My experience on this Committee is that patients, in dealing with
professionals, particularly medical professionals, seem to be
regarded as falling into one of two groups: either they are patients
and, therefore, they know nothing about it; or they are patients
who have taken a considerable interest and read up and, therefore,
they have become experts and, therefore, they are disqualified
as patients. I wonder how you see the fitting in of patient groups
and patients' opinions about effectiveness as well as about the
process? I feel happier about the process, I feel suspicious about
the views about effectiveness.
(Professor Sir Michael Rawlins) The point you make
is a very important one because doctors, and I am as guilty as
anyone, just because the x-rays and the blood tests are all right
that is it and if the patient is not feeling any better he or
she does not really mind about the x-rays and the blood tests.
I do appreciate that. There are a number of approaches to it.
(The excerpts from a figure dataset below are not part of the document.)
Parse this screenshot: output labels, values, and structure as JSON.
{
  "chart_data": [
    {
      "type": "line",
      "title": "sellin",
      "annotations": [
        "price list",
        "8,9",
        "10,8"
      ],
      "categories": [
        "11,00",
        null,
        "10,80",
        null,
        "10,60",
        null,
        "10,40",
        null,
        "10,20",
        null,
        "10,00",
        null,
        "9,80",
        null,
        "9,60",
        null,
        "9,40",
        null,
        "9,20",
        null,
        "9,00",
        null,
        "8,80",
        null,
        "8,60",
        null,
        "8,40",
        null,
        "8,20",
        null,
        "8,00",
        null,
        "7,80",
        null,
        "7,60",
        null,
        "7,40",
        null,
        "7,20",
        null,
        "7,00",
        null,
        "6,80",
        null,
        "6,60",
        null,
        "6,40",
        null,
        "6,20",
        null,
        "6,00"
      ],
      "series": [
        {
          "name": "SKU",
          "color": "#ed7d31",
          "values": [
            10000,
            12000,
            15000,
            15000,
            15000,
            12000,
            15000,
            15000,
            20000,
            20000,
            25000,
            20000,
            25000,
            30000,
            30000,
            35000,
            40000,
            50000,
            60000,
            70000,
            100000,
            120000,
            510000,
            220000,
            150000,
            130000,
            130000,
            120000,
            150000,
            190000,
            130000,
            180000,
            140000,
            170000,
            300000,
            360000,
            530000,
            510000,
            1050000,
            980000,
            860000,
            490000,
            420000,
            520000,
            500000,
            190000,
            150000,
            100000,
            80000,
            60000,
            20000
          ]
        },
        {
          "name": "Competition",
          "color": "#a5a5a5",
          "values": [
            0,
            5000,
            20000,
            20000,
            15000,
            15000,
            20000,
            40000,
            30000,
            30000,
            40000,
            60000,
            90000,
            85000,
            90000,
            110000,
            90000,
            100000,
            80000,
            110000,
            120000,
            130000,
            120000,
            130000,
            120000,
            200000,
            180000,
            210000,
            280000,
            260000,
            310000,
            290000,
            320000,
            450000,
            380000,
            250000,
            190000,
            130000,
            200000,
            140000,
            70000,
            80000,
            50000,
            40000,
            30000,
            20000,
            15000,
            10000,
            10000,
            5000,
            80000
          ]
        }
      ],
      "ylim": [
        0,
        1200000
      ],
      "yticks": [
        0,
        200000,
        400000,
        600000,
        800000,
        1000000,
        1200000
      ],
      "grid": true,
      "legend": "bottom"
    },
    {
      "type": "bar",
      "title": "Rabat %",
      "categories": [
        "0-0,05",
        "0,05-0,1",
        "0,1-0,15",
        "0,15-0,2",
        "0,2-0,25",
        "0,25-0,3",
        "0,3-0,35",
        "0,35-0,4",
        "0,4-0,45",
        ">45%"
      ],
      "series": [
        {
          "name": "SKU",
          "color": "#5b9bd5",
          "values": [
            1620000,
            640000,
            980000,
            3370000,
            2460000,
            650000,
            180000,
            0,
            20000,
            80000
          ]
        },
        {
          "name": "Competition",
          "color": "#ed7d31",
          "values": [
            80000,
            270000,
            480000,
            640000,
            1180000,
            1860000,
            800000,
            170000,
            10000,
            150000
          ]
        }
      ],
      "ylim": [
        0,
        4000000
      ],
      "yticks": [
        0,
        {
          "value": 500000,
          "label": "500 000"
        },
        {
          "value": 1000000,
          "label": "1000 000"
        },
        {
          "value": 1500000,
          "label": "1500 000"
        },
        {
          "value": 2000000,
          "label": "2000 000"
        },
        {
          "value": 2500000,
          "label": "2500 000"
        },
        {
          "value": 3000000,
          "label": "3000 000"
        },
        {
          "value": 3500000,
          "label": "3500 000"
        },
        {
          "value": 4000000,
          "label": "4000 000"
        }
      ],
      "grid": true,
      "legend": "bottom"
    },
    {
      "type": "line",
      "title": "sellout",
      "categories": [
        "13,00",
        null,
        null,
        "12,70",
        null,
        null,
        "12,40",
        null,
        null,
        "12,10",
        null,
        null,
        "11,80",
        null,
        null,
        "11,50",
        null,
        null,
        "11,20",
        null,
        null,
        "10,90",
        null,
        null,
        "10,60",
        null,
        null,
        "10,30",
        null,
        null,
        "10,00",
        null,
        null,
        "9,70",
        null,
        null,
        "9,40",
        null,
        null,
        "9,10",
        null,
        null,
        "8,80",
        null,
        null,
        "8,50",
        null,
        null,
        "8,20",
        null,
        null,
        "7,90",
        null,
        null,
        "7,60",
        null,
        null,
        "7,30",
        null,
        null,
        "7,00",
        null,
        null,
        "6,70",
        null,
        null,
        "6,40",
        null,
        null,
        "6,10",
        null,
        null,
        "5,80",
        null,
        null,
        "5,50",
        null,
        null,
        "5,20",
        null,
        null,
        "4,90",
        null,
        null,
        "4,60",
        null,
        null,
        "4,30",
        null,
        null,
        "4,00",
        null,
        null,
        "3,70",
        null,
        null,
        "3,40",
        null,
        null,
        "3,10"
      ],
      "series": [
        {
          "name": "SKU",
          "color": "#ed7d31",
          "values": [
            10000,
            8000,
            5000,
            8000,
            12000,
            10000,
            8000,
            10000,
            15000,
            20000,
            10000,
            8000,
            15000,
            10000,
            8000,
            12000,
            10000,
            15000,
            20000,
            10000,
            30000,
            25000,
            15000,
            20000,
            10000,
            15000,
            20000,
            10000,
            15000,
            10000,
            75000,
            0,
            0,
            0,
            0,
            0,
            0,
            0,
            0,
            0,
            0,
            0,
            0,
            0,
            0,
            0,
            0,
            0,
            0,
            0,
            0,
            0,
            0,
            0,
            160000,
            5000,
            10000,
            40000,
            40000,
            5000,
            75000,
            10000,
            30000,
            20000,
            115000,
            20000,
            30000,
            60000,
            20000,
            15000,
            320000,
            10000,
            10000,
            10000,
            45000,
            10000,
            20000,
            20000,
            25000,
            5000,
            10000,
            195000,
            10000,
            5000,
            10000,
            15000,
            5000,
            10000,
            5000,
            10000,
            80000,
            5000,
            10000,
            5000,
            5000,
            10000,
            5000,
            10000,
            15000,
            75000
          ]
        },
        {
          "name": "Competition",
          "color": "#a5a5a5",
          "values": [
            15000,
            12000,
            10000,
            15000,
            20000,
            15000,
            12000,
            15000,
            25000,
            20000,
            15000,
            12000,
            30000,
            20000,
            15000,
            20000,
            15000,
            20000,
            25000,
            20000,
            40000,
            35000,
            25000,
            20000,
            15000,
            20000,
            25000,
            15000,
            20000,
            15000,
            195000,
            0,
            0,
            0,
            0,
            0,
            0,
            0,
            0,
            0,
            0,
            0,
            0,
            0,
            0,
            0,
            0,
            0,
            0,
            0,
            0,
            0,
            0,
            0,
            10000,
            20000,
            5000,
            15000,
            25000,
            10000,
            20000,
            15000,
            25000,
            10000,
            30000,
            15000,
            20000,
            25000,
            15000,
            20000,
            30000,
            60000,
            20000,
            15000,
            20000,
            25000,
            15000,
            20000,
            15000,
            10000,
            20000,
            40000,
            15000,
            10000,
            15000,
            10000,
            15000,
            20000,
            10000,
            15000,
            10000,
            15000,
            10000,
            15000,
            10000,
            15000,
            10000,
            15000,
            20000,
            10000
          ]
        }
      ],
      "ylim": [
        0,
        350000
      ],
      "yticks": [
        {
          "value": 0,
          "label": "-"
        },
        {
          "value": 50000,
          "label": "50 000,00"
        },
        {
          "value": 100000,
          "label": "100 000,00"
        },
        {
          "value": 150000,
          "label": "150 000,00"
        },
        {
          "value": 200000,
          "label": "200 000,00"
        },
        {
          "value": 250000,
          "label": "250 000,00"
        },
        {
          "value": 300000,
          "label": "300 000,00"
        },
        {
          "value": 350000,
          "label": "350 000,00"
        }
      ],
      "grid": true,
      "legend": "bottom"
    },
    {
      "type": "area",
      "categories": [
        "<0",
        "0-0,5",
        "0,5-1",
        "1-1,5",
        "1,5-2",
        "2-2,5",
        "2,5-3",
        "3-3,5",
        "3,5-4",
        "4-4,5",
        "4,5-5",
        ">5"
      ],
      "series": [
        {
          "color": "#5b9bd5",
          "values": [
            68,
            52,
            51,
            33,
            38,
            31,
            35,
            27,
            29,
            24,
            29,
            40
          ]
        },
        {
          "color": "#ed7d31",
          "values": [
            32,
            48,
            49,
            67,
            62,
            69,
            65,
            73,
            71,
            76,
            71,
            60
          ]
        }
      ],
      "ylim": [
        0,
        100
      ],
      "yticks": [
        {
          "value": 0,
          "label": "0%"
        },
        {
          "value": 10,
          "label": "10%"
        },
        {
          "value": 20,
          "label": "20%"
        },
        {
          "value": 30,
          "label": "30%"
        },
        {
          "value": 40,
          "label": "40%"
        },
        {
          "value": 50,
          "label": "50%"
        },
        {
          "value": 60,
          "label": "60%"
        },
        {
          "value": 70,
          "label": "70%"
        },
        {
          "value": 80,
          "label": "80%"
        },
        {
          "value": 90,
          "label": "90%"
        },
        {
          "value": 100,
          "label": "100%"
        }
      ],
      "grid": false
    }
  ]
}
The first approach, of course, is in the assessment of effectiveness.
Increasingly we are looking for improvements in the quality of
life, not the pathological changes or whatever it is but in a
quantitative manner how patients are feeling. Quality of life
assessment has now become a rather important part of deciding
the clinical effectiveness. Nevertheless, I think we do need to
engage patients and patient groups. I think one of the important
ways will be when we produce our provisional advice and guidelines
because we will be going to specific groups and we will be wanting
to know what they feel about the criteria of effectiveness that
we have used. Maybe we will evolve other approaches. I cannot
give a complete answer to you because I think we need to evolve
and do a bit of experimentation to find out how we can do that.
I do agree that the process being all right is one thing but people
have got to feel better as a result of a technology or a guideline
and not just be told that they ought to be feeling better.
19. Or the other way around, if they feel better
and they are told "we cannot see why you are feeling better",
does that mean they are not feeling better?
(Professor Sir Michael Rawlins) That is not very encouraging
either. No, I accept that. I fully agree.